There is a final twist to this post. I've been researching Wagner's Tristan und Isolde because of a novel I'm writing (I saw that at Bayreuth too this summer, in addition to the Ring), and the very best production I've ever been able to watch, whether live or in DVD, is the one with Waltraud Meier and Ian Storey at La Scala in 2007. I love the use of light and shadow, the spare sets that avoid being too abstract, the choice of costumes - I love absolutely everything to the DVD, except that in the third act, the person who was making the DVD decided to use a lot of "fading to black" between scenes, which is distracting and sometimes downright aggravating. But besides that, I worship that production like few others (Luc Bondy's Tosca at the Metropolitan Opera comes second). And guess who directed the Scala production of Tristan? Sure enough, Patrice Chereau.

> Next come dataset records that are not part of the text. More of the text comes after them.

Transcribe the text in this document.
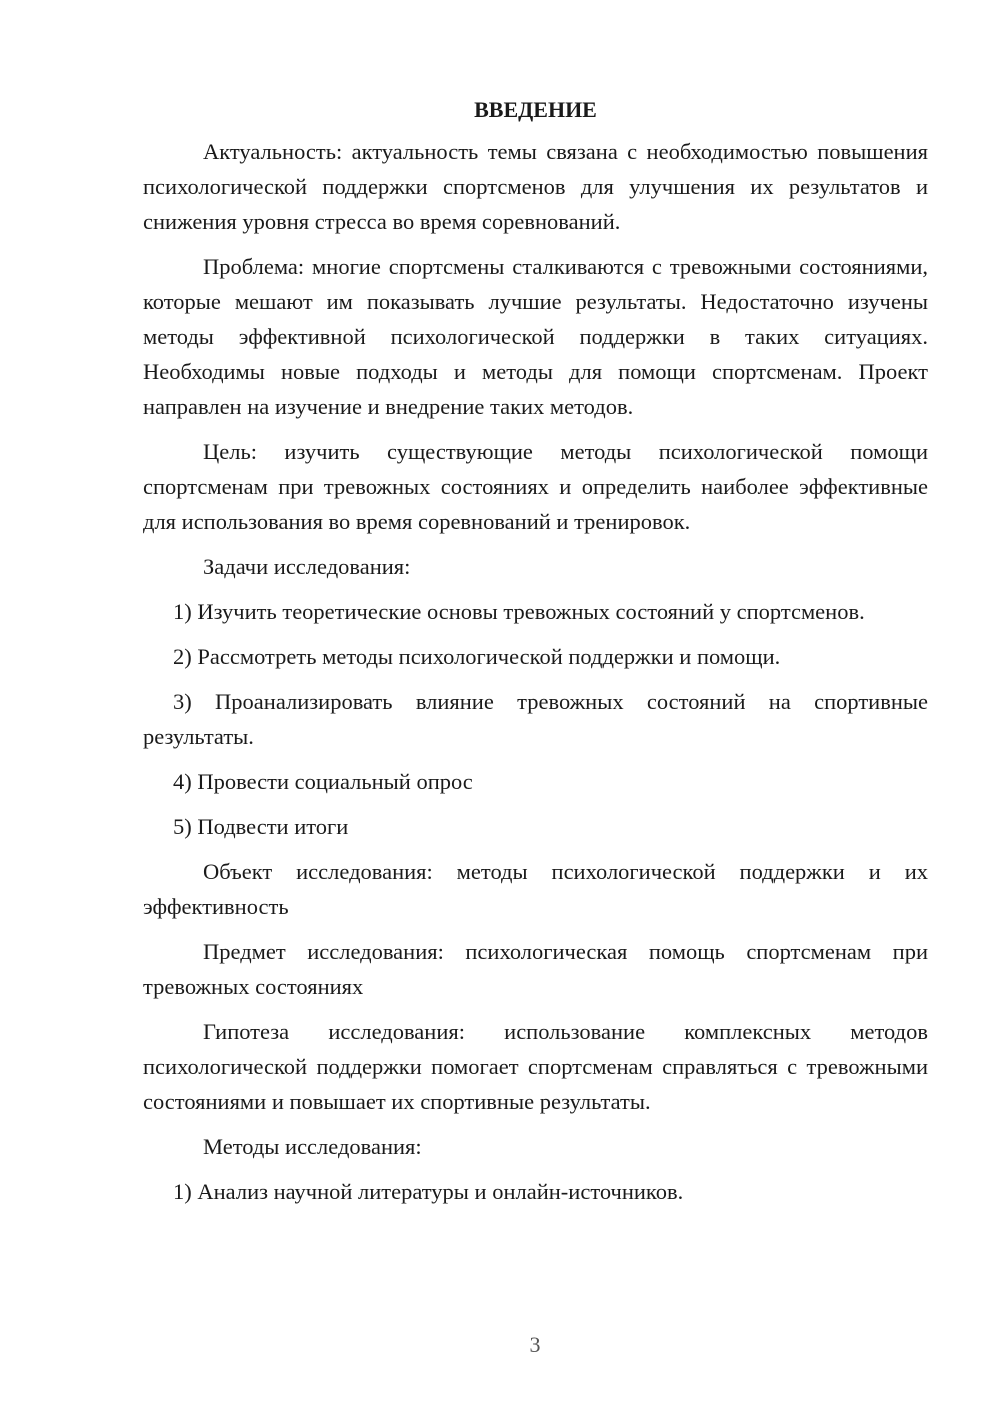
ВВЕДЕНИЕ

Актуальность: актуальность темы связана с необходимостью повышения психологической поддержки спортсменов для улучшения их результатов и снижения уровня стресса во время соревнований.

Проблема: многие спортсмены сталкиваются с тревожными состояниями, которые мешают им показывать лучшие результаты. Недостаточно изучены методы эффективной психологической поддержки в таких ситуациях. Необходимы новые подходы и методы для помощи спортсменам. Проект направлен на изучение и внедрение таких методов.

Цель: изучить существующие методы психологической помощи спортсменам при тревожных состояниях и определить наиболее эффективные для использования во время соревнований и тренировок.

Задачи исследования:

1) Изучить теоретические основы тревожных состояний у спортсменов.

2) Рассмотреть методы психологической поддержки и помощи.

3) Проанализировать влияние тревожных состояний на спортивные результаты.

4) Провести социальный опрос

5) Подвести итоги

Объект исследования: методы психологической поддержки и их эффективность

Предмет исследования: психологическая помощь спортсменам при тревожных состояниях

Гипотеза исследования: использование комплексных методов психологической поддержки помогает спортсменам справляться с тревожными состояниями и повышает их спортивные результаты.

Методы исследования:

1) Анализ научной литературы и онлайн-источников.

3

People who are not particularly creative are quick to dismiss creative people. What is it, they wonder, that those creative folks do that is supposedly so important? And it is true that a lot of "art" produced by pseudo-creatives is drivel. But when you see the work of someone like Chereau, or Yael Farber today, you really understand what makes exceptional artists so needed in today's society. They make us see the world in ways we hadn't imagined before - they offer new perspectives, fresh insights, shed a new light on a well-known play or opera, bring an aspect of human relations to the forefront by making a movie about it. Chereau died at 68 from lung cancer two years ago (read his obituary in the New York Times and in The Guardian). That was much too soon.
Next on my viewing list: his very last production, opera Elektra by Richard Strauss at the 2013 Aix-en-Provence festival. I have no doubt it's going to be spectacular.